Grassroots is one of the many films to be scheduled in the 'Laugh' category of the newly structured London Film Festival. This would lead you to believe that the film is a comedy, no? Even LFF programmer and film critic person Michael Hayden said so in the programme:
Stephen Gyllenhaal’s adaptation of real events documented in Campbell’s book Zioncheck for President is a pertinent and hilarious political comedy. Biggs and Rhodes prove to be a terrific double act, though the Emerald City rivals them as the true star of the film.
Pertinent and hilarious? Starring Jason Biggs, the chick from that unfunny TV show and Avengers Assemble and whatisface from Avatar? Count me in, I foolishly thought on a brisk October morning. Well my friends, I can tell you that Grassroots should only be considered a comedy if the meaning of the word has been changed to "painfully awful film with no redeeming qualities or point". 97 minutes I sat there trying to uncurl my toes and stop myself from sighing while wondering why the hell anyone could conceivably consider this a comedy.
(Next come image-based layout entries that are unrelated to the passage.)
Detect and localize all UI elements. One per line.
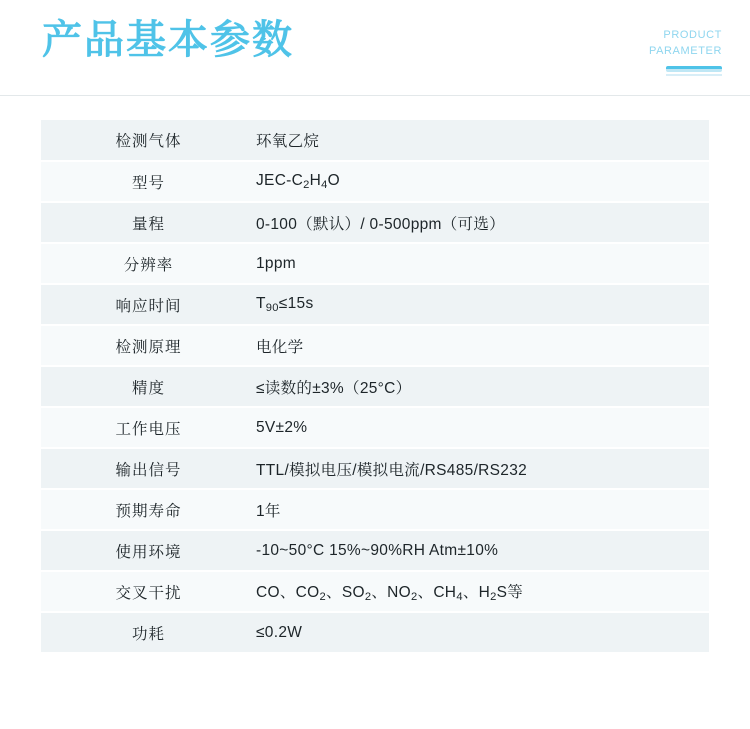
parameter-value: TTL/模拟电压/模拟电流/RS485/RS232 — [256, 448, 709, 489]
parameter-label: 检测原理 — [41, 325, 256, 366]
table-row — [41, 407, 709, 448]
parameter-label: 工作电压 — [41, 407, 256, 448]
parameter-value: ≤0.2W — [256, 612, 709, 653]
parameter-value: CO、$CO_2$、$SO_2$、$NO_2$、$CH_4$、$H_2S$等 — [256, 571, 709, 612]
title-underline-decoration — [666, 66, 722, 72]
parameter-value: JEC-$C_2H_4O$ — [256, 161, 709, 202]
title-english-line1: PRODUCT — [663, 29, 722, 41]
specification-table-body — [41, 120, 709, 653]
parameter-value: 1ppm — [256, 243, 709, 284]
title-english-line2: PARAMETER — [648, 44, 722, 57]
parameter-value: 5V±2% — [256, 407, 709, 448]
parameter-label: 响应时间 — [41, 284, 256, 325]
parameter-label: 功耗 — [41, 612, 256, 653]
parameter-label: 使用环境 — [41, 530, 256, 571]
parameter-label: 输出信号 — [41, 448, 256, 489]
parameter-label: 精度 — [41, 366, 256, 407]
parameter-label: 检测气体 — [41, 120, 256, 161]
footer-spacer — [0, 654, 750, 684]
table-row — [41, 120, 709, 161]
page-header — [0, 0, 750, 95]
table-row — [41, 448, 709, 489]
table-row — [41, 612, 709, 653]
parameter-label: 分辨率 — [41, 243, 256, 284]
table-row — [41, 489, 709, 530]
title-block — [42, 0, 294, 62]
table-row — [41, 243, 709, 284]
parameter-label: 预期寿命 — [41, 489, 256, 530]
table-row — [41, 530, 709, 571]
parameter-value: 0-100（默认）/ 0-500ppm（可选） — [256, 202, 709, 243]
page-title: 产品基本参数 — [42, 18, 294, 62]
table-row — [41, 366, 709, 407]
parameter-label: 量程 — [41, 202, 256, 243]
parameter-value: $T_{90}\le 15s$ — [256, 284, 709, 325]
table-row — [41, 161, 709, 202]
parameter-value: 1年 — [256, 489, 709, 530]
table-row — [41, 325, 709, 366]
table-row — [41, 571, 709, 612]
header-divider — [0, 95, 750, 96]
table-row — [41, 202, 709, 243]
specification-table — [41, 120, 709, 654]
parameter-value: -10~50°C 15%~90%RH Atm±10% — [256, 530, 709, 571]
title-english-block — [649, 0, 722, 72]
table-row — [41, 284, 709, 325]
parameter-value: 环氧乙烷 — [256, 120, 709, 161]
parameter-value: ≤读数的±3%（25°C） — [256, 366, 709, 407]
parameter-label: 型号 — [41, 161, 256, 202]
parameter-label: 交叉干扰 — [41, 571, 256, 612]
parameter-value: 电化学 — [256, 325, 709, 366]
This is based on the true story of two unemployed oddballs (said with a massive dollop of disdain) who decide to run in the upcoming City Council elections because they love trains and hate Cedric the Entertainer, or something. Each character is about as interesting as some boiled vegetables and no-one changes in any way over the course of the film, not to mention the built-up plot points tossed away. Like, why did they make a big deal of Phil Campbell (Biggs) cheating on his girlfriend - although technically - only for his other half to not even find out? How did anyone consider this script to be worthy of a film? And why do I want to punch Joel David Moore so much?
Grassroots is in cinemas now if you hate your money and want to waste it.